We have one application, that is configured with webservice connector, so in this application there are two different types of accesses like group(departments) and roles. the groups(departments) are different, and roles are same for each group(departments). for example, group1 and role1 is one access profile and group1 and role2 is one more access profile, if we create same for other groups like group2 and role1, group2 and role2, if user have group1 and role1 access profiles, again we are requesting group2 and role1 access profile only group2 is trying to add to user but role is not. if we request group1 and role2 access profile only role2 is triggering to add, group1 is not. can any one suggest how to achieve this type of access model with ISC.
One approach could be to store the group-role combinations as entitlements instead of separately storing each group and each role? This is because ISC will identify that a user already has Group2, so it cannot be assigned again.
So you’d have the following entitlements:
Group1-Role1
Group1-Role2
Group2-Role1
Group2-Role2
You could probably accomplish this with a after operation rule.
You want to request for additional entitlement which is not part of your Role that is being assigned, if yes then simple access request is not working for you?

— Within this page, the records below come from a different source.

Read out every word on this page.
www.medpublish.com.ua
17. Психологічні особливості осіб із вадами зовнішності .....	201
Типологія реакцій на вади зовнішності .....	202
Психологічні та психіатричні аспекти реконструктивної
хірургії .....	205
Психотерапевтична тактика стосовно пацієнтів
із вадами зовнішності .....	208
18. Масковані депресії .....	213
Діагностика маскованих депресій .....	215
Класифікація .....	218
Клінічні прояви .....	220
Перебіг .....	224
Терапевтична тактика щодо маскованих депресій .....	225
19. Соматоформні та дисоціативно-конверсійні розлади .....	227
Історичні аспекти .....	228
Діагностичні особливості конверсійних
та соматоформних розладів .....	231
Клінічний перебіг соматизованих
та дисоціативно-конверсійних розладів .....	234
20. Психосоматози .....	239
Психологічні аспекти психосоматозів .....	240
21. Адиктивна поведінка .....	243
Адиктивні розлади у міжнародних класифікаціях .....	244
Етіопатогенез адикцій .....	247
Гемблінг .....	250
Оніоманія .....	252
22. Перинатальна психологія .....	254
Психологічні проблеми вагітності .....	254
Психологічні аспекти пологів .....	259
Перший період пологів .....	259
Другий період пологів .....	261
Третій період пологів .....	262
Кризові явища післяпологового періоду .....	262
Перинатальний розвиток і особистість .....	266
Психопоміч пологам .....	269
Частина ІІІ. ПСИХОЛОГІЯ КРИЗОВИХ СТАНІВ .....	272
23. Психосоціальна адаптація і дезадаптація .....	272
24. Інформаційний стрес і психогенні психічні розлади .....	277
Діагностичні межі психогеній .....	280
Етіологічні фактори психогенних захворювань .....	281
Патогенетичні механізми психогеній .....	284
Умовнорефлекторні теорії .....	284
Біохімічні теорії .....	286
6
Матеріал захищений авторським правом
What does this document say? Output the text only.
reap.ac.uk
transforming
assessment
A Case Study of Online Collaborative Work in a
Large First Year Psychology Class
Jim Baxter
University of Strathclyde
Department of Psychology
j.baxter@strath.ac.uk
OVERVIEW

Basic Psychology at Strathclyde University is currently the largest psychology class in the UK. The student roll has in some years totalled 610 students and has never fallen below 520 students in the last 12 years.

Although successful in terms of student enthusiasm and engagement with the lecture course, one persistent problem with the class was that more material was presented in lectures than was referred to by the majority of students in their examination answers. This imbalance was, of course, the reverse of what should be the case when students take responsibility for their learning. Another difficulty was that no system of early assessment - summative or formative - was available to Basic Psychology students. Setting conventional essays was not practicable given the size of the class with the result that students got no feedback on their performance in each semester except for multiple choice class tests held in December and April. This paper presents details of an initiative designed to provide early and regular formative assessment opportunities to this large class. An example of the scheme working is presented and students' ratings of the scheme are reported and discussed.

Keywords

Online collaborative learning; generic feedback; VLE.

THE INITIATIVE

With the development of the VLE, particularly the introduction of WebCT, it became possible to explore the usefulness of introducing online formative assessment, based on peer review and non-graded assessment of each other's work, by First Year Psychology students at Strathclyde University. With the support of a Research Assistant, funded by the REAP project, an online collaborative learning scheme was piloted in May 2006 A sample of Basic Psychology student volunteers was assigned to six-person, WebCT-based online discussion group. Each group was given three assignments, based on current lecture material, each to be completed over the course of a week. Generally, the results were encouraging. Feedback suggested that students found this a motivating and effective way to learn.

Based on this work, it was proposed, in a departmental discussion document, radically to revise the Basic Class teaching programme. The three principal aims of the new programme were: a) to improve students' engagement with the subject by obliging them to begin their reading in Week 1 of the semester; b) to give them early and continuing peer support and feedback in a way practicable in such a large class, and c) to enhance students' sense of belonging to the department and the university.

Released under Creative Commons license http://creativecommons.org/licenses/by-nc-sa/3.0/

If I am missing any specific part of use-case, then let me know.
Thank you for your quick response. Actually, we have department and role combination to add access profiles, this access profile contains group(department) entitlement and role entitlement. am also observed the same. if user have same role or department entitlement, if we requested the same, it is not working.

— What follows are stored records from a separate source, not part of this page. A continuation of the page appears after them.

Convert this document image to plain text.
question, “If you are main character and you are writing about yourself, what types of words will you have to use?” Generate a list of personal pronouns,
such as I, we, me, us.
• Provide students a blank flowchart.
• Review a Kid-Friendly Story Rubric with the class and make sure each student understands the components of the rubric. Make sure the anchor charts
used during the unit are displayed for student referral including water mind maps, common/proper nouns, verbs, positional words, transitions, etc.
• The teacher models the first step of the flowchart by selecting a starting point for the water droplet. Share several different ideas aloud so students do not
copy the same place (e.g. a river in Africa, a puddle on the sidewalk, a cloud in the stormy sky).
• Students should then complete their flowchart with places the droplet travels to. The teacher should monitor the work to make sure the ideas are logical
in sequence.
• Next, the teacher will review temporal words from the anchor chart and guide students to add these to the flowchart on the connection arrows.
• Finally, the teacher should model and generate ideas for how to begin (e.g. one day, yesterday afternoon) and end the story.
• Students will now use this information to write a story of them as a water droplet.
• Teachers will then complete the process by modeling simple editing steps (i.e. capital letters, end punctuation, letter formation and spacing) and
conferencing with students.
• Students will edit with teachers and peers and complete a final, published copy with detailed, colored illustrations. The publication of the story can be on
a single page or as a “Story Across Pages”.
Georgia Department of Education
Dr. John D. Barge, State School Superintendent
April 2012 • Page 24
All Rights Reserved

After the groups operation is finished, you can have the after operation rule trigger so that it calls directly to the Roles API and using some beanshell logic define a map that contains the group-role combinations that could be made.
Alternatively, you could setup the Group and Role HTTP operations as a parent-child aggregation, where you input the result of group 1 into the aggregation of the Roles and then return those back as a combination. You’d need to use a rule for that as well though.